Traduction : Dominique Muselet

 http://www.vineyardsaker.blogspot.fr/2015/02/war-in-ukraine.html

COMMENTAIRES  

04/02/2015 22:11 par Dwaabala

ce qui ressemble à un début de crise politique à Kiev,

Après qu’une nouvelle vague de troubles a envahi l’Ukraine, la Rada Suprême a décidé d’organiser une élection présidentielle anticipée, a fait libérer l’ancienne première ministre Ioulia Timochenko et a adopté une loi sur le retour à la Constitution de 2004, qui limite les pouvoirs du président.
http://fr.sputniknews.com/trend/reglement_situation_en_ukraine_02_2014/#ixzz3QoS1Bx5u

04/02/2015 23:27 par va savoir

Une côte glaçante : tuer à 3/1

Pourtant, ce soir, j’en arrive aux mêmes conclusions plutôt par le biais des motivations comparées des belligérants. Il me semble que le camp le + avantagé reste celui qui a le + à perdre s’il n’est pas prêt à mourir pour, in fine, ne pas "mourir".
Mais tout ça c’est du blabla. Reste l’être humain, la vie décimée aux 4 coins de la planète à cause de .....

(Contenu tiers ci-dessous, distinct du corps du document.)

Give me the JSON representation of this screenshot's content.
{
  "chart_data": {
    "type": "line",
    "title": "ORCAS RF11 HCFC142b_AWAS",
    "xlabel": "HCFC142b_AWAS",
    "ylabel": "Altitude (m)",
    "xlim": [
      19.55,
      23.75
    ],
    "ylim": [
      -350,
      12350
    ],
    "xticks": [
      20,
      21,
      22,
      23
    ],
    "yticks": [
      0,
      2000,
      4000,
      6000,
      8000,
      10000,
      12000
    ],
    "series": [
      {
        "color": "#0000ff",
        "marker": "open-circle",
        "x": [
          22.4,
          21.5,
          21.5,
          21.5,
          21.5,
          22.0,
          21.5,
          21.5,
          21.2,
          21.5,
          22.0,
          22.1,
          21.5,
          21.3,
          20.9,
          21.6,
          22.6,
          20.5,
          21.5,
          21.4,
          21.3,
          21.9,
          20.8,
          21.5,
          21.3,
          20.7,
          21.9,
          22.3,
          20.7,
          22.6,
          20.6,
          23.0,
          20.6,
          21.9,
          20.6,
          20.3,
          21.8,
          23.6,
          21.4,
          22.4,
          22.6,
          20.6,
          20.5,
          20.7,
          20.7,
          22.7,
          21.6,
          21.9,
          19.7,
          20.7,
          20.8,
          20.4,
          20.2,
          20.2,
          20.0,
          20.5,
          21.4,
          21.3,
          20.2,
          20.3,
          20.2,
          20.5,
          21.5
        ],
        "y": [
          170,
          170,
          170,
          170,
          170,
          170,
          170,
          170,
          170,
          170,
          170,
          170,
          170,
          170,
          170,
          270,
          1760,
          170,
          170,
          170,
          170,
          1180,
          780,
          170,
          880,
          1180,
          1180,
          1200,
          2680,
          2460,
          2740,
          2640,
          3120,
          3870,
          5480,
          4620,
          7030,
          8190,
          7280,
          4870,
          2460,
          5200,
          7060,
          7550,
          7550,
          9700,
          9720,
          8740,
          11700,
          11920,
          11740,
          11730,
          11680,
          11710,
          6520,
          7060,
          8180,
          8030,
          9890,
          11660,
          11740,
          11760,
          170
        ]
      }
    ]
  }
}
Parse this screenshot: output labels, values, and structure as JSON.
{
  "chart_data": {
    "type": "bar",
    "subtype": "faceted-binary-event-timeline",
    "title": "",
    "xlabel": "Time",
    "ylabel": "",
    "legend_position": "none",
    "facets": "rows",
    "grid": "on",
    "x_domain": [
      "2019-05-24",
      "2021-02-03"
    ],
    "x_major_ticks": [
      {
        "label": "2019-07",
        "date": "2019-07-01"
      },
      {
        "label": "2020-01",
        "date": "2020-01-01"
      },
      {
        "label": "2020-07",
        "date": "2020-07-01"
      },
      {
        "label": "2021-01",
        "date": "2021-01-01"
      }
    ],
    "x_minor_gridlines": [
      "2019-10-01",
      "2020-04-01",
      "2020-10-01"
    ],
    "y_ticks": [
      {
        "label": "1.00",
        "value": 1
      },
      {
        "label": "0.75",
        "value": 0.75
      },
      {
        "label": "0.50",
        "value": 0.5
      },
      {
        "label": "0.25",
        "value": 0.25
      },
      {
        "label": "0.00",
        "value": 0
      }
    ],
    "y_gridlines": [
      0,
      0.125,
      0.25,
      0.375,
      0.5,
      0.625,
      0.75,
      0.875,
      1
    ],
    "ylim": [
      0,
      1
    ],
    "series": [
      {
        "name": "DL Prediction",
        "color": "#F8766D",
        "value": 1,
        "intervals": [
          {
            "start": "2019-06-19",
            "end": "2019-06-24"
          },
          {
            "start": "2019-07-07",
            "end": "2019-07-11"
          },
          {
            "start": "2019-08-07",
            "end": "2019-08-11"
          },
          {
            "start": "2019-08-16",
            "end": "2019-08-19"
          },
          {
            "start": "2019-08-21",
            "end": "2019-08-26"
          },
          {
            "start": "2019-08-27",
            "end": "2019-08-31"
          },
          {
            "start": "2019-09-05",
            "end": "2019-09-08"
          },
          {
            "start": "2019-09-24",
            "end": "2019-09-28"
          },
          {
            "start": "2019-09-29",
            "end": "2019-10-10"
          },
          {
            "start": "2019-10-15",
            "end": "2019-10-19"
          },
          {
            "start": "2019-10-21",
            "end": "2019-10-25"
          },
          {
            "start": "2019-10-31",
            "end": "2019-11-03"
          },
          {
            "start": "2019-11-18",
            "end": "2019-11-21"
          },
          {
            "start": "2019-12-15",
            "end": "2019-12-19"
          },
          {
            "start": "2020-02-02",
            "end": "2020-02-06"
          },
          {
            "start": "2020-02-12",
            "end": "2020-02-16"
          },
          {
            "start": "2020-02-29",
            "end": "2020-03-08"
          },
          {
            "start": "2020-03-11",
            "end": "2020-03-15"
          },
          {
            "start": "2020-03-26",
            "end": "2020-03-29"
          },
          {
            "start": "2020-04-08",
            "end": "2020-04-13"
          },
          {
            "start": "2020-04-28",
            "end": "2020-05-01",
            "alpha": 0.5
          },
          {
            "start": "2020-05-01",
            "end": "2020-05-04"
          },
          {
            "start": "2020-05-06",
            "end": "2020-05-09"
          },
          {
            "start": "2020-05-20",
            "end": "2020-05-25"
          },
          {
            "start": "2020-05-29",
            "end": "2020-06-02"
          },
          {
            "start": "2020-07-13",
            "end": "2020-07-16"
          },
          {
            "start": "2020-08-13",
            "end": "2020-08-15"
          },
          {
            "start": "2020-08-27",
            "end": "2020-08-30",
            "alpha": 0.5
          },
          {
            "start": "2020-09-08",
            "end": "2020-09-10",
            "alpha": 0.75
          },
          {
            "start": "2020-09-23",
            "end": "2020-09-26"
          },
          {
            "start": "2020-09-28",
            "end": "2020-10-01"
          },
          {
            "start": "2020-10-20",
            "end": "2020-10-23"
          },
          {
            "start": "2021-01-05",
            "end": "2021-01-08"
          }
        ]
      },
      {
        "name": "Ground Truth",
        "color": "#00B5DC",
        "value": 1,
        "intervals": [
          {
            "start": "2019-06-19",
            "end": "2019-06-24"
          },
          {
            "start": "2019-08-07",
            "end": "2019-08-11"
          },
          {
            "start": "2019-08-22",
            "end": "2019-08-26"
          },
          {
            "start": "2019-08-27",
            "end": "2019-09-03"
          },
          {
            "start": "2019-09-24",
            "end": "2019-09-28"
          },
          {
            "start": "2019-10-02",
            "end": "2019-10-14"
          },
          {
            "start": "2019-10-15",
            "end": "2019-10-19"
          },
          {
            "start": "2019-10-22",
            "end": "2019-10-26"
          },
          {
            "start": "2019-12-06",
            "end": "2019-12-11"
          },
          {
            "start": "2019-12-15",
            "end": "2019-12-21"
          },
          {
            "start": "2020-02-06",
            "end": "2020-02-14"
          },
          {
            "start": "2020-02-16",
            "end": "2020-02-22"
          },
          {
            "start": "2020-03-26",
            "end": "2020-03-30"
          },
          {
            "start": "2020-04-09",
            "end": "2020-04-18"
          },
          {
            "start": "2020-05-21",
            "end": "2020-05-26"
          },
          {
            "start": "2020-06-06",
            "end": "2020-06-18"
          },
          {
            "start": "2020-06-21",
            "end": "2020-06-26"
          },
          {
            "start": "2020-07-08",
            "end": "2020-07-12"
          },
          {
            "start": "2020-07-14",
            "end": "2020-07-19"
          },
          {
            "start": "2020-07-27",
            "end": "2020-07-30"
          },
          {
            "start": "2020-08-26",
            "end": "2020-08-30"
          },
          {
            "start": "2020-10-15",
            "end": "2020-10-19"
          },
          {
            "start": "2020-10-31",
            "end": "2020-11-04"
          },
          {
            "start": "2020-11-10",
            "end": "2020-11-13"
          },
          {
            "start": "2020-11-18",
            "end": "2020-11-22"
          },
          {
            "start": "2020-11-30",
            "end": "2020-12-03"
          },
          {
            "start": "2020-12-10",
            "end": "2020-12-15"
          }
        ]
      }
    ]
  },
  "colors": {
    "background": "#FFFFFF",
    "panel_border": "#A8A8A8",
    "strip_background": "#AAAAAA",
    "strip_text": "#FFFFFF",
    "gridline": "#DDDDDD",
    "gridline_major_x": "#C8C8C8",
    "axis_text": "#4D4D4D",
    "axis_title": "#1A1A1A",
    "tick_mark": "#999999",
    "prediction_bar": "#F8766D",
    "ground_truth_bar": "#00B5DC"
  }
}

Je finirai par trouver les épidemies de peste/choléra sympathiques car impartiales, n’ayant aucun objectif pernicieux, sans cible privilégiée, nul motif politique, frappant en aveugle, tuant dans toutes les tranches (âge, sexe, ethnie, religion...) très démocrates au final !

05/02/2015 09:46 par hf

Détrompe toi, hélas, pour de nombreuses raisons (alimentation, revenus, mobilité...), les épidémies ont toujours frappé plus fortement les catégories populaires que les privilégiés. et parmi elles les plus pauvres.

05/02/2015 20:11 par va savoir

c’est juste ! cependant, comme tu l’as souligné, la "richesse" a une faille, la mobilité : comment passer -et trépasser- d’une épidémie à une pandémie.
Chaque état a ses points forts/points faibles. "Fuyant afin d’échapper aux miasmes mortels, elle les emportait clandestinement dans ses bagages"

07/02/2015 10:14 par hf

Là aussi il faut nuancer. Il est des "maladies" qui ne s’exportent pas comme la faim, sinon elle aurait été soignée depuis longtemps. Après 1945 et la mise au point des avions intercontinentaux par les EU (les "forteresses volantes" ensuite utilisées dans le civil), tout rentre en contact rapidement. La capacité à la mobilité croissante et toujours plus rapide impose des mesures de préservation.
Même si ce n’est pas la seule, l’une des dimensions des plans de l’OMS dans les années 1950 fut de contenir les maladies transmissibles et porteuses de pandémie comme tu le dis, par des campagnes de vaccins. Le SIDA est le contre-exemple d’une maladie mal contenue qui a gagné ensuite les pays du "nord" ; les mesures contre ebola vont dans le même sens.
Pour ce qui concerne les conditions de vie et l’alimentation c’est une autre paire de manche ; elles ne traversent pas les océans par avion...
Il ne s’agit pas d’oublier le merveilleux dévouement de médecins occidentaux, cubains et autres qui risquent leur vie dans ces régions difficiles, mais tout ne se traite pas à égalité selon les régions, ni selon les "pathologies" qui affectent notre humanité.